As might be expected, some of identity emerges from “individual expression” but since this is understood through culture, our memories are ultimately shaped by the process of culture. This rejects the idea that there is some universal truth for all people because what we value and how we see ourselves is expressed in terms of cultural values.

This fits with the traditional idea that people act for recognition in the context of their culture. Culture is a standard expressed in values and principles, and every act we take is measured against that standard. Those who further advance the standard rise in social status, and those who do not, lose status.

If the 1960s brought us the idea through the Worf-Sapir hypothesis that language shapes thinking, our knowledge now turns to how culture shapes perception, and therefore how none of us exist in a vacuum. There is no universal culture or values system, nor can the self be the root of our knowledge of individuality.

Tom Wolfe writes about this cultural revolution in his essay “The Human Beast”:

Today, Charles Darwin still reigns, but his most fervent followers, American neuroscientists, are deeply concerned about this irritating matter of culture, the product of speech. Led by the British neuroscientist Richard Dawkins, they currently propose that culture is the product of “memes” or “culturegens”, which operate like genes and produce culture. There is a problem, however. Genes exist, but memes don’t. The concept of memes is like the concept of Jack Frost ten centuries ago. Jack Frost was believed to be an actual, living, albeit invisible, creature who went about in the winter freezing fingertips and making the ground too hard to plow. Noam Chomsky has presented another problem. He maintains that there is no sign that speech evolved from any form of life lower than man. It’s not that there is a missing link, he says. It’s that there is absolutely nothing in any other animal to link up with. It becomes difficult for Neo-Darwinists to continue to say that structures consisting only of words are not real and durable. What accounts for the fact, to choose but one example, that Islam has directed the lives and behavior of literally billions of people since the eighth century?

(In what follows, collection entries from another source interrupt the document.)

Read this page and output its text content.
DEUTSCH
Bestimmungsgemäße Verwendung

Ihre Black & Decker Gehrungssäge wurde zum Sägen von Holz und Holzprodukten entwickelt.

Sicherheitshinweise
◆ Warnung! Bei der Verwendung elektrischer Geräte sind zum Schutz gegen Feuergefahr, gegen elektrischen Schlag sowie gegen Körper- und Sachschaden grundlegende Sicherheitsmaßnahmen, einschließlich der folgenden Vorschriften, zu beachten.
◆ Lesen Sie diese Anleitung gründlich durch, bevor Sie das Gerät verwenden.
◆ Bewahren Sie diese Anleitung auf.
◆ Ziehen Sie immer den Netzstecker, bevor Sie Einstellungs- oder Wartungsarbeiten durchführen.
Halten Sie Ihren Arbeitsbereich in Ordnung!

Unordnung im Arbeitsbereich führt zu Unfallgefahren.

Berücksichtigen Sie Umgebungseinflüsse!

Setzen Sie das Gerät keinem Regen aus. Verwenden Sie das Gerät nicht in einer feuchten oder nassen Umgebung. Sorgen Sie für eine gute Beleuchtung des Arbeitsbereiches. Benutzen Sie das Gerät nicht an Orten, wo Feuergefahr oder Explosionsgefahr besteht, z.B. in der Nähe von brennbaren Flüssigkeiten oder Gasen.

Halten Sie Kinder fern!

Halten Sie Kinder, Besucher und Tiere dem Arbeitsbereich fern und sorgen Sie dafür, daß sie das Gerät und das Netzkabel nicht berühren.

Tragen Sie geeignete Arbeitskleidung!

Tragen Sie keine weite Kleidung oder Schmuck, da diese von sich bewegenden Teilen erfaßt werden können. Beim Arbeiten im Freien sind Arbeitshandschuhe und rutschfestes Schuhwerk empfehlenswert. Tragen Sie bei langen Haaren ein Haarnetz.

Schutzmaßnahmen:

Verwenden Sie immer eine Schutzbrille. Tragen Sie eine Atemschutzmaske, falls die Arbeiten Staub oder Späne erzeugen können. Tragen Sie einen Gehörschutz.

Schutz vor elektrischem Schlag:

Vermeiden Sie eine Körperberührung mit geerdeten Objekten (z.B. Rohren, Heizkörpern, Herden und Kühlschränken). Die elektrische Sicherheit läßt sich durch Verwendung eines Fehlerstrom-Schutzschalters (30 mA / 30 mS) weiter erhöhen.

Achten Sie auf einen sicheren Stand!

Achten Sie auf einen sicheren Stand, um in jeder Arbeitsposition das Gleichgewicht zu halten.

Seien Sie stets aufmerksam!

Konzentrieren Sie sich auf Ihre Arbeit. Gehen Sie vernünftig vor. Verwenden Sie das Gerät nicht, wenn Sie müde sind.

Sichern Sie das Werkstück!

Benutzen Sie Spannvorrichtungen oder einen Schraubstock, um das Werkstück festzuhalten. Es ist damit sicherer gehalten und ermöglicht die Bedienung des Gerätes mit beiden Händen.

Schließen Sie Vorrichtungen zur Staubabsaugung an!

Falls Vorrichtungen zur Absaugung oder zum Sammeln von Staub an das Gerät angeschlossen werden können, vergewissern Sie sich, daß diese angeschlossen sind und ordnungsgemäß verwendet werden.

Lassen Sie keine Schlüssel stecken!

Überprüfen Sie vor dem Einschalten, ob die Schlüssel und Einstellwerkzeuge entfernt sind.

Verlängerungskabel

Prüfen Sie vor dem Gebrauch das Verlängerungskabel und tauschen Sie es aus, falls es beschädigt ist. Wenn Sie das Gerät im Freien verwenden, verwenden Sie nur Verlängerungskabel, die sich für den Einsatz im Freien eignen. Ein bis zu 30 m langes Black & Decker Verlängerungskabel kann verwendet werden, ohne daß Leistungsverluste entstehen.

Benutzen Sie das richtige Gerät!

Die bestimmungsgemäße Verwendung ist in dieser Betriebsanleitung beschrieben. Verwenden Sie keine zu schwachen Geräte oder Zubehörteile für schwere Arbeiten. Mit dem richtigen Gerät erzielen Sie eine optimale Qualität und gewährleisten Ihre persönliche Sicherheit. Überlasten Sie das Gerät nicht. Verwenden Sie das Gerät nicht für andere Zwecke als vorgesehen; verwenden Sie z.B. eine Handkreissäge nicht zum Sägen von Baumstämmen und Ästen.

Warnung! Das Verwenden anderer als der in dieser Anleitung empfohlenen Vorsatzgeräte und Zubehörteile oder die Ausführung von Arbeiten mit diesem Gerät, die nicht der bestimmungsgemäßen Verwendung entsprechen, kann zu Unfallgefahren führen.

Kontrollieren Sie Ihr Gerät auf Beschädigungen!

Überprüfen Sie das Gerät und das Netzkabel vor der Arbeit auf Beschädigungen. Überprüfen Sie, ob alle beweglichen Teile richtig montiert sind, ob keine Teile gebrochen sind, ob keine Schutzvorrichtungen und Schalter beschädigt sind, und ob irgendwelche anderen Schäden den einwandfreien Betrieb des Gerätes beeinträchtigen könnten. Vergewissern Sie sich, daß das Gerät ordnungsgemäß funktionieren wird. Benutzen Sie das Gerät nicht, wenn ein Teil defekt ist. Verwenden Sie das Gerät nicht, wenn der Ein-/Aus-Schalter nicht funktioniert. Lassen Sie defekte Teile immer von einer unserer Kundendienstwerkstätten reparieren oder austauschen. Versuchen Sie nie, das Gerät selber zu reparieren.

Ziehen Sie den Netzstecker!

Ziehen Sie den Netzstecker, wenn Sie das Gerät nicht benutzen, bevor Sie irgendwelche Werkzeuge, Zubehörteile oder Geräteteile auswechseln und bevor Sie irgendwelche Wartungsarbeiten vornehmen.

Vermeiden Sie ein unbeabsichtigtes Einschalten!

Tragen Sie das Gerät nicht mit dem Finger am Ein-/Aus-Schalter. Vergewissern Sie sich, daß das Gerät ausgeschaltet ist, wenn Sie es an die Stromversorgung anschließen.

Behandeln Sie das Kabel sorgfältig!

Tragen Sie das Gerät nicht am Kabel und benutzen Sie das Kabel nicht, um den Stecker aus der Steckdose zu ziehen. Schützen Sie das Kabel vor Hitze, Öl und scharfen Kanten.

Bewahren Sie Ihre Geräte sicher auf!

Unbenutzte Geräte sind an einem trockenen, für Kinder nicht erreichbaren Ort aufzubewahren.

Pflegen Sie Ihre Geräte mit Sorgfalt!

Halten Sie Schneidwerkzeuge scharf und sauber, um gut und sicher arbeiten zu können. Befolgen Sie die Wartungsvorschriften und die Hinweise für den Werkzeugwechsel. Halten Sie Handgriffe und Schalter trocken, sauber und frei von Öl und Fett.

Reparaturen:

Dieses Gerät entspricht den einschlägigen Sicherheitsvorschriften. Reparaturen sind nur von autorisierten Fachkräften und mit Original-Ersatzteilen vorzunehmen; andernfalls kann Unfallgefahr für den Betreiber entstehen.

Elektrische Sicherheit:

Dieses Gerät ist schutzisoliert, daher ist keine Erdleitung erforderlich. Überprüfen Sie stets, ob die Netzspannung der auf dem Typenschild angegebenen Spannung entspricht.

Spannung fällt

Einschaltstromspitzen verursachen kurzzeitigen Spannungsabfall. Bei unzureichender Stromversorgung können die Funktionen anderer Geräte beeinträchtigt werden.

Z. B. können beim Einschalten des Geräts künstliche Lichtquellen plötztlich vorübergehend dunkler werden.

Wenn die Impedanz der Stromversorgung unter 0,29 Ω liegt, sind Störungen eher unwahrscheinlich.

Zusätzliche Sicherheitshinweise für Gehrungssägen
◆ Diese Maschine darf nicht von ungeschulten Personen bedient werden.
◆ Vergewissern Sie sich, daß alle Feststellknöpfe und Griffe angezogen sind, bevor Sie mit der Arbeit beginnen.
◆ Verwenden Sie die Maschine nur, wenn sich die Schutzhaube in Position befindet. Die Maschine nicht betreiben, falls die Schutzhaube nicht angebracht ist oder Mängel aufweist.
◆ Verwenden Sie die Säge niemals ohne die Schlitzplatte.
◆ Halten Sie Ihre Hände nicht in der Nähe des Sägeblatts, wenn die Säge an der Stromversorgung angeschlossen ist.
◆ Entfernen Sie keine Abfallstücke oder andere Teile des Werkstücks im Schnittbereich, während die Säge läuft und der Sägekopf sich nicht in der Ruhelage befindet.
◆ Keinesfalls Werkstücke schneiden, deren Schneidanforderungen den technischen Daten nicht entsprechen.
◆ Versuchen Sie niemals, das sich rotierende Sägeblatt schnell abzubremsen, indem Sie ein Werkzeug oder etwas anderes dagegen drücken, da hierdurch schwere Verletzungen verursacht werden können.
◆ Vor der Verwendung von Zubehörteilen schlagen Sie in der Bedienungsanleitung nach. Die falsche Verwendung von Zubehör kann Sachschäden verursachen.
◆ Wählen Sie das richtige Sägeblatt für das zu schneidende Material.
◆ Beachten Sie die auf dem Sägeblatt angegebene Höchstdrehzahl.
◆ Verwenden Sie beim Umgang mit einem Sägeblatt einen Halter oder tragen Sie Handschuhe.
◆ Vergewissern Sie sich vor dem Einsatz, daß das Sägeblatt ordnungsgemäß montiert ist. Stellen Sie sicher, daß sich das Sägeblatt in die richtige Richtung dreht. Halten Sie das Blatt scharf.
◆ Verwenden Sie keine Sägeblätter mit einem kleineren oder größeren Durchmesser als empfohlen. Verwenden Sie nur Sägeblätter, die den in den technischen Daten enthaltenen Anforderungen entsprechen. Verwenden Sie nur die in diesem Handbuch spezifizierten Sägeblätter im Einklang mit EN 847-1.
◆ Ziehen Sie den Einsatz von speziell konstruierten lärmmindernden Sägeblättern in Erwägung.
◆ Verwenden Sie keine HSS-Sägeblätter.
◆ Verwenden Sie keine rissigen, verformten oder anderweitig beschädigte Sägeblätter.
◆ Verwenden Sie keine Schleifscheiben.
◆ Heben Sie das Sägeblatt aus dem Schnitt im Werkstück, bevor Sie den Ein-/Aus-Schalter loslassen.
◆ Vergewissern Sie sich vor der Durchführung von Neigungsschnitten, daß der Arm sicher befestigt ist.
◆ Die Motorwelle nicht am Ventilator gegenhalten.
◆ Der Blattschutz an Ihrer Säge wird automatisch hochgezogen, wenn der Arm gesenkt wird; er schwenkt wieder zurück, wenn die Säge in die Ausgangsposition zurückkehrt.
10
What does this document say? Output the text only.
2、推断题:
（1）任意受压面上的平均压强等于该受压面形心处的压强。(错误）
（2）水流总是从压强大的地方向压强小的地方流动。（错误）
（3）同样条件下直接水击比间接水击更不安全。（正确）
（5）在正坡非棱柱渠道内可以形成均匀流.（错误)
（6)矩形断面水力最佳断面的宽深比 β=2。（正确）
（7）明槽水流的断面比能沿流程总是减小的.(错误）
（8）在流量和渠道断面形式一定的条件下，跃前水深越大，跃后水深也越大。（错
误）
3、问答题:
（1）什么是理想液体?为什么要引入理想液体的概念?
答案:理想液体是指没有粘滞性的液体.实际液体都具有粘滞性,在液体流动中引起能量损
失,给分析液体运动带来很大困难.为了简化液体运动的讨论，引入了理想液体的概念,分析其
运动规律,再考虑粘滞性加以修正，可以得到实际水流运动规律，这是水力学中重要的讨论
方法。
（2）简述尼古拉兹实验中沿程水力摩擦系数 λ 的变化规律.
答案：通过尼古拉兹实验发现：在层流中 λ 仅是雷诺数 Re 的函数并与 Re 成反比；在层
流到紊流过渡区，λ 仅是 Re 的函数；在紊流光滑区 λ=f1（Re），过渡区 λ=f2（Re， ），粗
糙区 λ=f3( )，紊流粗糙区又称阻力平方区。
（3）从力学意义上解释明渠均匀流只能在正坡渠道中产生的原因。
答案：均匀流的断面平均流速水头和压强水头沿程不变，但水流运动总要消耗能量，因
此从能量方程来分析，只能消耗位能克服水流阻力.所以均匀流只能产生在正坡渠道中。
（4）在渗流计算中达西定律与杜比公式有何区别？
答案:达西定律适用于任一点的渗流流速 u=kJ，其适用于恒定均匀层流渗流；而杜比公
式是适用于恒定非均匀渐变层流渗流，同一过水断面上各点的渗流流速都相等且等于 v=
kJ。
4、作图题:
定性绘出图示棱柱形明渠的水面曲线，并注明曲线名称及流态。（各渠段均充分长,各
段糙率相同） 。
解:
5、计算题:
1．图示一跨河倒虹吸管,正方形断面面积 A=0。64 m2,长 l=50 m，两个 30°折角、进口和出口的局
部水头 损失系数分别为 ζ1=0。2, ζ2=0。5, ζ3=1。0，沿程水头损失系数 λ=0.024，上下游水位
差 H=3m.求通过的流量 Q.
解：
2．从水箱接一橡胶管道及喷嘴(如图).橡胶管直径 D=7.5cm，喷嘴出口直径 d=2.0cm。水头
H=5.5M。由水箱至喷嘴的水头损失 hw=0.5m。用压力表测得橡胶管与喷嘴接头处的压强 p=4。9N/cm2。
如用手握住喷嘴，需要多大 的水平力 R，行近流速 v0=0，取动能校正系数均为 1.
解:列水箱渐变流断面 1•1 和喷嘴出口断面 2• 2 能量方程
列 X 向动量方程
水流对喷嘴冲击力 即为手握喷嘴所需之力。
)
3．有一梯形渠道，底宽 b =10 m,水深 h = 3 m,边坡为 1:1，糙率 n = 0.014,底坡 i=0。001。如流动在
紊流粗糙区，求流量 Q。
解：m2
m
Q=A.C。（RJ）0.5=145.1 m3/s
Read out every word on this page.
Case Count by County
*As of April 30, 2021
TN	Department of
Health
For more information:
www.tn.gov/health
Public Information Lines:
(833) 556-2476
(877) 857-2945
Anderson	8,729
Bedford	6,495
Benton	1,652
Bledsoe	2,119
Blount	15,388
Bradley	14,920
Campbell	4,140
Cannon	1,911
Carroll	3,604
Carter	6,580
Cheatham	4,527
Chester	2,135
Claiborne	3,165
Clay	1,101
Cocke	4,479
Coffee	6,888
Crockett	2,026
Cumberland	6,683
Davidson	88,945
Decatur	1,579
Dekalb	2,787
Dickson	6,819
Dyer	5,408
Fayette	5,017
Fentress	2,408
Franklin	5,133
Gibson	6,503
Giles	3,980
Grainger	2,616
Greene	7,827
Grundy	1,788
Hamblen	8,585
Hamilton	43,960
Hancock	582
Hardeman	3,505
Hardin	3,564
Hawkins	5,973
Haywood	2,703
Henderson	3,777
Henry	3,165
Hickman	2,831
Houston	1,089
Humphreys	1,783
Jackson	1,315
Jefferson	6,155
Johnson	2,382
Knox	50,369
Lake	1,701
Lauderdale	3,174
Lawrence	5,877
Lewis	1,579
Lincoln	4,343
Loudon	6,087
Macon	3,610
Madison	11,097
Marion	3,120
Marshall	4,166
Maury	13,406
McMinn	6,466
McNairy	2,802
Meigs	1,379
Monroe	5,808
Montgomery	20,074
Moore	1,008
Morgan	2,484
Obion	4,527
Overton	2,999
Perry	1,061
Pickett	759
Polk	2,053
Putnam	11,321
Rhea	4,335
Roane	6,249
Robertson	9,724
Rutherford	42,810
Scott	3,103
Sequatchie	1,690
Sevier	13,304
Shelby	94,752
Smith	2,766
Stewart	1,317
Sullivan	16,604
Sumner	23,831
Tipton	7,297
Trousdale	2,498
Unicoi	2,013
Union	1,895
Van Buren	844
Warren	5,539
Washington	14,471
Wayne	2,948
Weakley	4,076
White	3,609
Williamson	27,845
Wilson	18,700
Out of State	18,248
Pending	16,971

Princeton anthropologist Clifford Geertz has written, “There is no such thing as a human nature independent of culture. Men without culture would not even be the clever savages of Lord of the Flies.”

Another way to understand this can be found in the concept of social capital, or the knowledge about how to live and socialize passed down from parents to children and shared in a community. Culture is extended social capital, and consists of behavioral codes and values objectives to guide people in life.

It ultimately triumphs because it brings comfort. In a world of infinite options, people want to know what to do so that they live well and will be respected by others. Culture represents a heuristic of this, showing them a path for which they will not be criticized, and enshrining the best knowledge of past generations.